(En complément d’une note sur Cerca Blogue!)
Ces derniers mois, en France, nous pouvons avoir l’impression d’un retour partiel, dans la sphère intellectuelle, de la situation de l’après-guerre. Je pense au retour, encore un peu occulte, à demi déclaré, de Heidegger comme le philosophe du temps et à la domination à gauche d’une idéologie qu’on peut appeler para-communiste.
Quant à Heidegger, il semble que les mises à jour critiques et les dénonciations (Farias, les deux Faye, ce qui était à l’avant-plan du débat il y a peu encore) soient à présent digérées et qu’elles n’ont pas suffi à disqualifier ce qui chez Heidegger semble pertinent pour penser notre époque. Il est remarquable que ce retour de Heidegger concerne des régions idéologiques très diverses (Alain Finkielkraut ou Catherine Malabou – sa conférence au colloque Heidegger de Stasbourg, 2004: Heidegger, critique du capital) mais qui ont en commun la critique du libéralisme social et économique.
Il est intéressant, par ailleurs, d’observer quelques éléments qui distinguent la configuration anti-libérale qui prévaut à gauche aujourd’hui de l’hégémonie idéologique du parti communiste dans l’après guerre. D’abord que le parti communiste a perdu sa situation centrale, or le parti communiste, c’était une organisation, une idéologie articulée, un projet politique articulé en programmes, etc., c’était aussi la solidarité avec une gouvernance effective, un projet mis en pratique, ceux des pays du socialisme réel. C’est-à-dire que le parti communiste représentait une responsabilité possible.
Une autre particularité est le remplacement dans le discours courant du mot « capitalisme » par le mot « libéralisme ». L’usage particulier fait en France par le mot, où il ne désigne jamais, sinon dans des discours spécialisés, le libéralisme politique, permet de comprendre sous le mot « libéralisme » à peu près la même chose que ce qu’on appellait « capitalisme ». Cette substitution s’est faite à l’issue d’un processus qui a vu disparaître progressivement les mots « néo-libéralisme » puis « ultra-libéralisme », soit la possibilité d’options différentes voire opposées à l’intérieur du mode de production capitaliste organisé en économie libérale de marché.

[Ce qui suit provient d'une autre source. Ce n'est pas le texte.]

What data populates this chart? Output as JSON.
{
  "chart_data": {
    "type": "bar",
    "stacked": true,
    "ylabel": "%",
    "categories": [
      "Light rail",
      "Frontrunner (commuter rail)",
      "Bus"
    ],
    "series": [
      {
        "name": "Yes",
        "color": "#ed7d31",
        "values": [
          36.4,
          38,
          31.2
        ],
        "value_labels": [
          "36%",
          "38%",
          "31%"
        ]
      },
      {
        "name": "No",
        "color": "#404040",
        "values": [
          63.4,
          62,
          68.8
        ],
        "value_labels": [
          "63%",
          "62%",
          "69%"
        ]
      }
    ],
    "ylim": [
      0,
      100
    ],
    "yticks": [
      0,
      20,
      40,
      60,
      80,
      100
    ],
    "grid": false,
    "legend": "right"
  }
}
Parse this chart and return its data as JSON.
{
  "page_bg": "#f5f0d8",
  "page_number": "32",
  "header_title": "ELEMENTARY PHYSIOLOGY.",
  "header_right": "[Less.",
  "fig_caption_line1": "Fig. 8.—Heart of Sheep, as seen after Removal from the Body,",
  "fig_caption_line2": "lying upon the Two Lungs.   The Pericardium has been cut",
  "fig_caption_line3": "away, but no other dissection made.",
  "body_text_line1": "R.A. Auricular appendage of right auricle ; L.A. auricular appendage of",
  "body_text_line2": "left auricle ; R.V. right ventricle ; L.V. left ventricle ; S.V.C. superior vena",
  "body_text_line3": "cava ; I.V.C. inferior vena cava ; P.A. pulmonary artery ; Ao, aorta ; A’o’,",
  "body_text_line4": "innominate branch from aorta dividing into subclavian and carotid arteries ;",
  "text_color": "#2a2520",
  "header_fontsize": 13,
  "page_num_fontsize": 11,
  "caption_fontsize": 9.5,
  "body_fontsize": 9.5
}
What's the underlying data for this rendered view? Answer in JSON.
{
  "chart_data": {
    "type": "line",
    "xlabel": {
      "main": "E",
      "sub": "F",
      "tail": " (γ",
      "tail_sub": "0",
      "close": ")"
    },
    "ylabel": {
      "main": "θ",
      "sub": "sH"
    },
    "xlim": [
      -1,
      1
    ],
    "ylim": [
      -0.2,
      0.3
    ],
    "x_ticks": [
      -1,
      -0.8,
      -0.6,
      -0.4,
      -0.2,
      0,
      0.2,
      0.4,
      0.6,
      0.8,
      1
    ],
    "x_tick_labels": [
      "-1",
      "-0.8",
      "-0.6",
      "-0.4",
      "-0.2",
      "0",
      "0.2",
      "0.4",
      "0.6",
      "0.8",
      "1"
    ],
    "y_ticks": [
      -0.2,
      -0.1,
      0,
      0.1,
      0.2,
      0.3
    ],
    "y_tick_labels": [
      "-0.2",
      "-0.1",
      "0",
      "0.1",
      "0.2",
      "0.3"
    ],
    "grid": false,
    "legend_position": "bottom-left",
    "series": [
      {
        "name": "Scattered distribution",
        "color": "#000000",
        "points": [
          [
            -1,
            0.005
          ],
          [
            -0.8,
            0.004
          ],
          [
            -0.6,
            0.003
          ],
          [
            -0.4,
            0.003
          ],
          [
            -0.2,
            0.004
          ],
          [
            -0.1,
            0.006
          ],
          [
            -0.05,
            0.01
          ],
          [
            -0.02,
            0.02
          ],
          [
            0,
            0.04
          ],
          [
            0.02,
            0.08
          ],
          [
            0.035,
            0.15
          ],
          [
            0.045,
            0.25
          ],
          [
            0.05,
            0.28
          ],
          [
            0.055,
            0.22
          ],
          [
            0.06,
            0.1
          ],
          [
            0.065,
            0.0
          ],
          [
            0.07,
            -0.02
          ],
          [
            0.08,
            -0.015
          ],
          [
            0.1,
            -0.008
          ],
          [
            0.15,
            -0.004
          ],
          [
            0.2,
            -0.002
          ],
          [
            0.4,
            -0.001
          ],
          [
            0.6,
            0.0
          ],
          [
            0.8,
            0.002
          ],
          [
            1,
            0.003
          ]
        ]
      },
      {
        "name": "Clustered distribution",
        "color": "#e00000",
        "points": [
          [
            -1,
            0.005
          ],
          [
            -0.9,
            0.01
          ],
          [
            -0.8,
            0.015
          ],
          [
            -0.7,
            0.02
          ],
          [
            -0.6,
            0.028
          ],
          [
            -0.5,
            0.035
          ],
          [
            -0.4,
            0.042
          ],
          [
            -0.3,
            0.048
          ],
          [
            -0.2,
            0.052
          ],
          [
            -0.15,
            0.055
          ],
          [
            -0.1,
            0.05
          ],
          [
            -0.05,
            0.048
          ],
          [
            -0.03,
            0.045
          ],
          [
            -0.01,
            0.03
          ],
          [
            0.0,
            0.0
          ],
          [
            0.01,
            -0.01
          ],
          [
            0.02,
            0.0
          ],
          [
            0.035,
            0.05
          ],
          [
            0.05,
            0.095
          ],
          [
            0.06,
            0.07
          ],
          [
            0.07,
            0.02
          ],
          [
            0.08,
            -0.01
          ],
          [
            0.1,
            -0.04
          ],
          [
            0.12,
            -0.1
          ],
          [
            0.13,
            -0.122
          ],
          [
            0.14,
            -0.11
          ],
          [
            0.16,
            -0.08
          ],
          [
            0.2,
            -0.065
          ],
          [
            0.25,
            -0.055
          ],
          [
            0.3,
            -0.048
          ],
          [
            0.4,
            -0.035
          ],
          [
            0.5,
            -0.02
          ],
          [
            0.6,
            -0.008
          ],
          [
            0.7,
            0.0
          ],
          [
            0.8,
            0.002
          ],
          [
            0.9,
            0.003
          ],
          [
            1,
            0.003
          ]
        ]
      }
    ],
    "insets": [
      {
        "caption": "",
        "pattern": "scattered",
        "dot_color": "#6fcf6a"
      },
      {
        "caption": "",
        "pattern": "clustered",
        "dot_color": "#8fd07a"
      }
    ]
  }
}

Une des conséquences de cette substitution que le système dénoncé se retrouve sans alternative claire, sans programme de prise de responsabilité réelle. Au capitalisme s’opposait le socialisme (que le socialisme des communistes et celui des socialistes étaient réalité très différents et que le projet socialiste de rupture avec le capitalisme n’ait pas résisté à l’épreuve du pouvoir est une autre histoire), qu’est-ce qui s’oppose au libéralisme (comme projet)? Selon les uns, ce sera toujours le socialisme (étant entendu distinct de socialisme réel – et à voix basse), selon les autres ce sera un mode de développement alternatif, ou des expérimentations de nouveaux modes d’organisation démocratique, l’alternative la plus stable et la plus « vendable » politiquement ces jours-ci me semble être la République (derrière quoi, il me semble entendre parfois, assez souvent, mais à voix basse, la Nation).
Parallèlement, la désignation de l’adversaire devient floue. Le capitalisme était incarné par les capitalistes, qui incarne le « libéralisme »? Cela reste généralement sous-entendu: les capitalistes mais aussi les libéraux dans la mesure où le mot désigne à la fois une idéologie et une organisation effective… Pratiquement on en arrive à une situation où l’ennemi n’est pas d’abord un ou des groupes d’hommes mais une abstraction hypostasiée. Ce qui n’empêche pas la stigmatisation, au contraire, seront stigmatisés des complices, des fauteurs de l’abstraction, sans que soit pratiquement remis en cause leur position de responsabilité. Soit une configuration politico-morale (condition d’une réponse possible à la question « Que faire? ») semblable à la configuration néo-heideggerienne où la Technique est cette abstraction hypostasiée actualisant le Mal (la récusation heideggerienne de la morale ou de l’éthique ne change rien à l’affaire: c’est une constante de la pensée post-nietzschéenne que d’importer massivement de la morale sous le couvert de l’immoralisme, je veux dire de la stigmatisation et de la culpabilisation).
(Cette configuration a pour inconvénient, entre autres, de brouiller logique du crime et logique de la catastrophe, responsabilité et culpabilité – ce que Heidegger fait délibérément. Elle ne laisse possible que la position hystérique ou la position du retrait, les deux pouvant se combiner. Ce qu’elle bouche, c’est la position critique, au sens kantien, condition d’une politique du possible – ceci entre parenthèses parce que sinon je ne m’en sors pas!)